Hacker News new | ask | show | jobs
by dwohnitmok 1602 days ago
> Haskell is in the best-of-class category when it comes to documentation. Haskell's type system quickly earns your trust, and once it does, you almost never need to read someone else's code in order to understand it; you can just read the type signatures shown in the docs and get on with your life.

I don't think this is an accurate representation of how the Haskell community itself views the state of Haskell documentation. A large section of the community views the state of documentation as very not best-of-class and strongly advocates for improving it (and views type signatures as a poor replacement for at least examples). See e.g. https://www.reddit.com/r/haskell/comments/2ory86/there_is_a_...

Likewise "Otherwise, toss a coin!" as a response to Cabal or Stack makes me sad. Tooling can often depend on exclusively either one or the other (see e.g. https://plugins.jetbrains.com/plugin/8258-intellij-haskell) and the fact that from a capability point of view, they're converging on the same thing makes it an unnecessary point of friction for new users, although I understand the reasons for why they both came to be.

EDIT: I should detach myself from the usual curmudgeonly HN comment to say that the organization of the article is very well done. I would like to see how non-Haskellers approach it because I think stuff like "What language idioms are available?" is a good way to approach a new language.

EDIT 2: The original Reddit link was far older than I thought it would be. Here's a more extreme (more than I personally agree with) take on the situation, but is a lot more recent: https://old.reddit.com/r/haskell/comments/or93z3/what_is_you...

4 comments

> I don't think this is an accurate representation of how the Haskell community itself views the state of Haskell documentation. A large section of the community views the state of documentation as very not best-of-class and strongly advocates for improving it

Almost every time (though it's quite rarely) that I end up on a Haskell documentaiton page, I facepalm and move on. Yes, there's a dump of inpenetrable types. But... how do I actually use those types? :)

I think this is a very insightful comment. If the documents showed:

1) a simple instance of use of the language feature

2) a few typical instances of use

and

3) did NOT use towers-of-hanoi, prime-sieve, mathematical smartness, pointless tricks unrelated to the core functionality, dubious features under dispute..

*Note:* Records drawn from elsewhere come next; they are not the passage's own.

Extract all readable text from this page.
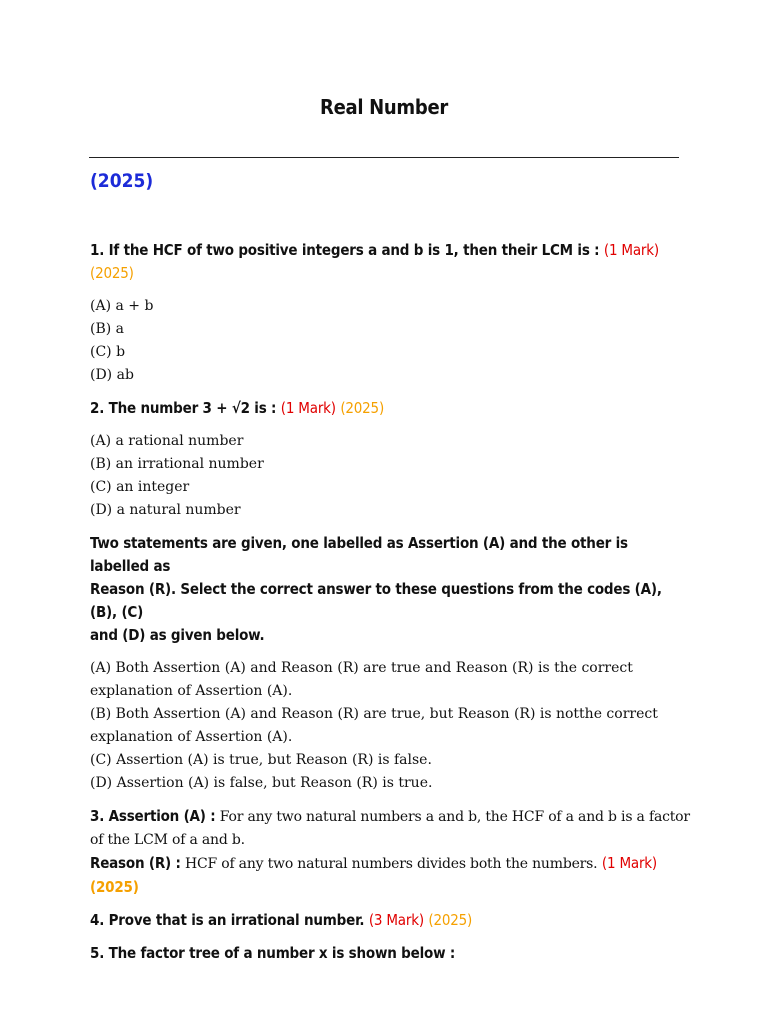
Real Number
(2025)
1. If the HCF of two positive integers a and b is 1, then their LCM is : (1 Mark) (2025)
(A) a + b
(B) a
(C) b
(D) ab
2. The number 3 + √2 is : (1 Mark) (2025)
(A) a rational number
(B) an irrational number
(C) an integer
(D) a natural number
Two statements are given, one labelled as Assertion (A) and the other is labelled as
Reason (R). Select the correct answer to these questions from the codes (A), (B), (C)
and (D) as given below.
(A) Both Assertion (A) and Reason (R) are true and Reason (R) is the correct
explanation of Assertion (A).
(B) Both Assertion (A) and Reason (R) are true, but Reason (R) is notthe correct
explanation of Assertion (A).
(C) Assertion (A) is true, but Reason (R) is false.
(D) Assertion (A) is false, but Reason (R) is true.
3. Assertion (A) : For any two natural numbers a and b, the HCF of a and b is a factor
of the LCM of a and b.
Reason (R) : HCF of any two natural numbers divides both the numbers. (1 Mark)
(2025)
4. Prove that is an irrational number. (3 Mark) (2025)
5. The factor tree of a number x is shown below :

The best UNIX man pages for systems commands do exactly this. They show all the commandline options in the sort-of BNF, they list the meaning/intent of the options (hopefully alphabetically) and under EXAMPLES they show you the 3 cruicial commands you really came looking for, exactly as the worked when the manual page was written.

I know I used man -s 1 or -s 8 to exemplify how to do man -s 2 and man -s 3 pages, but the point is they obey some simple (BNF) norms, some simple (nroff -man) format and EXAMPLES exemplify real-world use. Not "I am smart, watch me put a fruitloop in my nose" but real world, applicable instances.

If I compare Python docs and Haskell docs even the official python docs are completely terrible. For example let's take the regex library and want to look up how to get match groups: https://docs.python.org/3/library/re.html

99 out of 100 times someone will land on this page and already know what regexes are. So basically 1/3 of the page is useless. After a while you find you need to use the `match` method. Great! Now I see I get a match object. How do I deal with those? There is not a clickable link here. In the example it's an opaque object. So I scroll further maybe ctrl+F to find match object. Here I find what I'm looking for. So this take me pages of scrolling and then manually searching for the object a method returns. That SUCKS. Everytime I use the re library and need to refresh my knowledge I'm in pain.

Compare this to Haskell: https://hackage.haskell.org/package/regex-compat-0.95.2.1/do...

Great. I instantly see how to construct a regex. The next thing I see is the `matchRegex` function. The bread and butter of using regexes. And what does it return? "Maybe [String]". Literally couldn't be easier then that.

Of course this doesn't hold for every Haskell library and Python library. But this is my general experience.

I think, coming from other languages, it takes a while to really absorb how much you can rely on types to tell you what a function is doing - to the degree that for some functions you can infer the implementation from them[1].

That said, Haskell documentation tends to be really lacking on some of the basics that other ecosystems get right, like where to start, shielding beginners from functions for more niche usecases, examples of how to build or deconstruct values, or end-to-end case studies. Some of the nicest things to _use_ have an API that primarily comes from typeclasses in base, and don't provide any documentation beyond a list of typeclasses. My impression has been that most Haskellers seem to be on the same page that those things need work, though - I'm optimistic about the situation improving, but it's still hard to recommend to anyone expecting the experience of working with popular libraries from more mainstream ecosystems.

[1] https://bartoszmilewski.com/2014/09/22/parametricity-money-f...

Cabal and stack are also very hard to understand when starting out.
Rust's `cargo` kicks the crap out of either of them.